Connie Cohen? (1 Viewer)

Isn't there another way to shut those things off. A regular kill switch. Something? Whatever? That was about the worst I've seen and she JUST missed the opening in the turnout as well!
I've always wondered why they never had a killswitch on the right bar just like streetbikes. :confused: I guess the reason might be the fear of accidentally hitting it on a good pass and screwing up a good run. I'd rather goof up a pass then be held 'hostage' on a runaway bike. I've been riding sportbikes since 1991 and I've never once hit the kill switch by accident.
 
That was about the worst I've seen and she JUST missed the opening in the turnout as well!

That's what I was looking at too... if she was just a little more to the left she would have run right into the edge of the rail, and I don't think we would be saying "thank god"s but rather RIP's...

CJ Curtsinger
 
There is a video clip of the incident on ESPN's website. Click on the NHRA section and there is a section of clips from Englishtown; Connie's incident is on the page 2. (there's 3 clips per page)

Here's the correct ESPN page. (It's not the most clear cut page to navigate to.)

The video is on the right hand side, navigate to the second page and you can see it.

I saw some smoke coming off her tires as the bike seemed to be heading off to the left wall. The throttle did seem to hang, and it looked like she was really fighting to keep it straight. She JUST missed hitting the striped curved portion after the final turn off, instead bouncing off of the flat portion before hitting the net.
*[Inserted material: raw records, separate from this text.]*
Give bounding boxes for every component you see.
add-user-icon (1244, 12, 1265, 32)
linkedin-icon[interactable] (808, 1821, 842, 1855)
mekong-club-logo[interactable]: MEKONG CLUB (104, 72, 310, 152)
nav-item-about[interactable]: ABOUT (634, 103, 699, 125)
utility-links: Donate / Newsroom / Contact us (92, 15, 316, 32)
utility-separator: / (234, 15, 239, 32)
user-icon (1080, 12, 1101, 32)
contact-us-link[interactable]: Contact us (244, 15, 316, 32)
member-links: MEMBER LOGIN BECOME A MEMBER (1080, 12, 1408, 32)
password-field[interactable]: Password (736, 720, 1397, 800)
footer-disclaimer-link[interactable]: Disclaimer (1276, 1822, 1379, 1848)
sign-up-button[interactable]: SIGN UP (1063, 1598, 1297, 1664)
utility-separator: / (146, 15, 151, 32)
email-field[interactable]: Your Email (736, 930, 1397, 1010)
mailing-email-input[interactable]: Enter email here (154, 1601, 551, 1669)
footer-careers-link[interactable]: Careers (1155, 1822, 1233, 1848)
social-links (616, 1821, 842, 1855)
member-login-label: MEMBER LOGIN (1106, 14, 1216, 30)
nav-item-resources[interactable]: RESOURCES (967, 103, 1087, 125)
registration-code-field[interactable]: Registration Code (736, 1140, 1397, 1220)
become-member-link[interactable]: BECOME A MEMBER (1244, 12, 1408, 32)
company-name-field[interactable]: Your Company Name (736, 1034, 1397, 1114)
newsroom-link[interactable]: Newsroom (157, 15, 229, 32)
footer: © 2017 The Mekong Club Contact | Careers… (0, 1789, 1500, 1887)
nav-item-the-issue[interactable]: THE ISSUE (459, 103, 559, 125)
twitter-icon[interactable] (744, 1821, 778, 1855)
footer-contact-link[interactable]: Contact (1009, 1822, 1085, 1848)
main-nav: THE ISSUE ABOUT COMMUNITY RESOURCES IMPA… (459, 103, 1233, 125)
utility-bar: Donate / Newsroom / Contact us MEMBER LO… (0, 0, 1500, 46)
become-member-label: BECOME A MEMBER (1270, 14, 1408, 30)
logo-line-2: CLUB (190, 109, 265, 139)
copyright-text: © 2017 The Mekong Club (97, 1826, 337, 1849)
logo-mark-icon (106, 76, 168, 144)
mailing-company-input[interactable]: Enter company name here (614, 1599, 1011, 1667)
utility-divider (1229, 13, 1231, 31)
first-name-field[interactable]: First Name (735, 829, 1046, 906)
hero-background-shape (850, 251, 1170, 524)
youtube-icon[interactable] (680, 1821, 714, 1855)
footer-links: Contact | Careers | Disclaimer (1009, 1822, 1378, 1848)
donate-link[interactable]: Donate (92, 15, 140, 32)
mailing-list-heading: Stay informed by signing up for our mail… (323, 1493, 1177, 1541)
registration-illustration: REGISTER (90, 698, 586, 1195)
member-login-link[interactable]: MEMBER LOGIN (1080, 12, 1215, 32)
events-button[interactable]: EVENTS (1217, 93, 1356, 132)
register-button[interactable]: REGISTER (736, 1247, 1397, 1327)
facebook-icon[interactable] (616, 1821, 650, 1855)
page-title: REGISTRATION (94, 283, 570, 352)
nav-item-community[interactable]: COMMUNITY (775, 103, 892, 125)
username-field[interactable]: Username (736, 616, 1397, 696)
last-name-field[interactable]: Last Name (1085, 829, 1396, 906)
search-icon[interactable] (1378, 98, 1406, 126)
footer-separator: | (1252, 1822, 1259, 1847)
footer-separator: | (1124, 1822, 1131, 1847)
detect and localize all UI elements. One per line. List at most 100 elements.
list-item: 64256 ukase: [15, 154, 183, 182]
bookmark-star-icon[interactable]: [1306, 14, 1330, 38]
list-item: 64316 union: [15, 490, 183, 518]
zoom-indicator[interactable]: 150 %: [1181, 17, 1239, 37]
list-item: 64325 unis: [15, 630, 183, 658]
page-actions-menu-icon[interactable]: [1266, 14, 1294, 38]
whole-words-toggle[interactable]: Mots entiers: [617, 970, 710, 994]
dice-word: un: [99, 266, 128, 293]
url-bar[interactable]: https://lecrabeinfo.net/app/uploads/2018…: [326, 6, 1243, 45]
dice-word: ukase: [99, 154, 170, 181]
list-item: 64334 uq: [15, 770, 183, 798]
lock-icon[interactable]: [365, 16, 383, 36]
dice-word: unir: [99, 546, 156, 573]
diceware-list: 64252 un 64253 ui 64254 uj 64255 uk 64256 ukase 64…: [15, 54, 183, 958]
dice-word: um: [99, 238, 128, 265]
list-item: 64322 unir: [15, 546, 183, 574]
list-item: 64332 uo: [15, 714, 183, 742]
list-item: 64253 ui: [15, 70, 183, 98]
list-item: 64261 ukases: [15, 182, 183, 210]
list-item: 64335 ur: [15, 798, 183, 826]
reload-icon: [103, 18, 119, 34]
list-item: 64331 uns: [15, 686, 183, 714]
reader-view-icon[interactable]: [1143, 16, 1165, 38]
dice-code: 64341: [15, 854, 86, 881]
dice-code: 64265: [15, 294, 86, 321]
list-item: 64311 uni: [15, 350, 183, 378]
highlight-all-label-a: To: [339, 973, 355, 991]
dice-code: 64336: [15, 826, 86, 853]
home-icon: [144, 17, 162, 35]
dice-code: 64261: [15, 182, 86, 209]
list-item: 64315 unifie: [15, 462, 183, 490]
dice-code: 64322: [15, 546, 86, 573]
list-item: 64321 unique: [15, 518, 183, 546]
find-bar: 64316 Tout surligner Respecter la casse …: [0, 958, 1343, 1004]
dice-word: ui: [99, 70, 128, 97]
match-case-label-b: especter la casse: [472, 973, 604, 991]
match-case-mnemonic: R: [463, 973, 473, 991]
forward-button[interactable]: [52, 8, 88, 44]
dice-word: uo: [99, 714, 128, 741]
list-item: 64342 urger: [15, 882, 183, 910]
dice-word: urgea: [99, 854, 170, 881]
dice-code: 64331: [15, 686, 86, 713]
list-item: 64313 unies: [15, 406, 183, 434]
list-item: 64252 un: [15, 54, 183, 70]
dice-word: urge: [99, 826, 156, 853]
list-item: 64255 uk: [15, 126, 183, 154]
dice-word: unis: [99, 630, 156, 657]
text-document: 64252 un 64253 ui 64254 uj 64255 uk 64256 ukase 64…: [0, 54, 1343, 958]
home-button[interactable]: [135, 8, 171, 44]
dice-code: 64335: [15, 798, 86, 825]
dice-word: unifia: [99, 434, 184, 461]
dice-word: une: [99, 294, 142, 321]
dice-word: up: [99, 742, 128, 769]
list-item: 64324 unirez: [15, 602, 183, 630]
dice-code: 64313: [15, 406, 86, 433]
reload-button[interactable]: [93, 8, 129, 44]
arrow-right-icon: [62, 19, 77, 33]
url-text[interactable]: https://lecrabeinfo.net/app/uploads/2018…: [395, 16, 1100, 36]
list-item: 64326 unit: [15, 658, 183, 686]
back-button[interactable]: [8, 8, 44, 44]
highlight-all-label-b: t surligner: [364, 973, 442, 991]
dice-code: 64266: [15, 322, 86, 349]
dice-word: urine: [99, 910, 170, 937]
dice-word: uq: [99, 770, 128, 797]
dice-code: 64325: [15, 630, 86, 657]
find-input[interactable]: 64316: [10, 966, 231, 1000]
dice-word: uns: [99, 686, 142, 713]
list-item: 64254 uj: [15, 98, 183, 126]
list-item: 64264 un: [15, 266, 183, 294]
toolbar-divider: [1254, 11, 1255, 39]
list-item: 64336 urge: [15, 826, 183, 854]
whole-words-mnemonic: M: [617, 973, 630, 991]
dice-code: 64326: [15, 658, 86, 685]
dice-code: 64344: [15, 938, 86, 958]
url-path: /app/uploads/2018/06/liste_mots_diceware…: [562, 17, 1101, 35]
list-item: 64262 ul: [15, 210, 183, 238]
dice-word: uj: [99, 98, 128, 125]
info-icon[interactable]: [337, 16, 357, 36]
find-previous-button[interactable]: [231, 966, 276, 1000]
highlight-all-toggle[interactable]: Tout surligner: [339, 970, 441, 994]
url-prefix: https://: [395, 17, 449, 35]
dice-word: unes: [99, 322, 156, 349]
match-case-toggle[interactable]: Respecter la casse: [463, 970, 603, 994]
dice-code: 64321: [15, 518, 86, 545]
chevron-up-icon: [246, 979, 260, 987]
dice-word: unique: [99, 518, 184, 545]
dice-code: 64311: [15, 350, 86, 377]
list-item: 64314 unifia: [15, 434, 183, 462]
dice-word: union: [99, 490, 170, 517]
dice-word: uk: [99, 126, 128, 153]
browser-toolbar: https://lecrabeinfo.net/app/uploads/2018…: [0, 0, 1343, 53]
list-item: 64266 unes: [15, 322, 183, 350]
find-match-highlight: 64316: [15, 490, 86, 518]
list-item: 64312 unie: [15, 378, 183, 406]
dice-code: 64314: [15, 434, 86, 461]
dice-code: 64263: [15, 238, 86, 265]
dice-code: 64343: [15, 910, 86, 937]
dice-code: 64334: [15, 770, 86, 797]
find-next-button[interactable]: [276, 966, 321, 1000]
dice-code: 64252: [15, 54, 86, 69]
I'm glad she's OK. That looked ugly.
 
The throttle did seem to hang...
To my ears it sounds like the engine is at at least 5000 - 6000 rpm as she's trying to keep it off the wall and it also sounds like it's laboring under load like the throttle is stuck open. She's definitely very lucky.
 
Pulling the clutch in with the engine revved that high might be like pulling the pin on a grenade. And without the engine compression helping slow the bike down, the brakes alone might not do the trick anyway. Tough choice, I'm sure, and Connie only had a second or two to make the decision. She was very lucky it wasn't more serious.
 
We have a master power switch on our funnybike . It would be impossible to shut it off during a run .And to put the "plug" would require you to let go and yank it out . My rider will tie the teather to his zipper of his leather instead of his arm . Either situation @ 190-212 mph would take my rider off the bike mroe than likely . No easy way to prevent it just glad connie is ok and that the bike lifted the catch fence for her .
 
First off: Get well soon Connie!
What I have seen happen ( I drag raced bikes for 10 years) Is one of the 4 throttle cables for the Lectron carbs gets hung up when the throttle is chopped off fast. Watch at the end of a burnout-some times you'll hear the bike rev to 8k-but sound sick. Then the rider will wack the throttle a couple of times + the idle will drop.
 
First off: Get well soon Connie!
What I have seen happen ( I drag raced bikes for 10 years) Is one of the 4 throttle cables for the Lectron carbs gets hung up when the throttle is chopped off fast. Watch at the end of a burnout-some times you'll hear the bike rev to 8k-but sound sick. Then the rider will wack the throttle a couple of times + the idle will drop.
I forgot that about those carbs! I've only ran Mikuni RS radial slides and those only have one cable...but I have had the slides hang open before I got wise and bought a Yoshimura push/pull throttle assembly. The first time the throttle hung open on me was just after ripping into 3rd gear and I was just under 100 mph and it scared the s^*t out of me! Thankfully my brain kicked in almost immediately and I hit the kill swith to save my hide.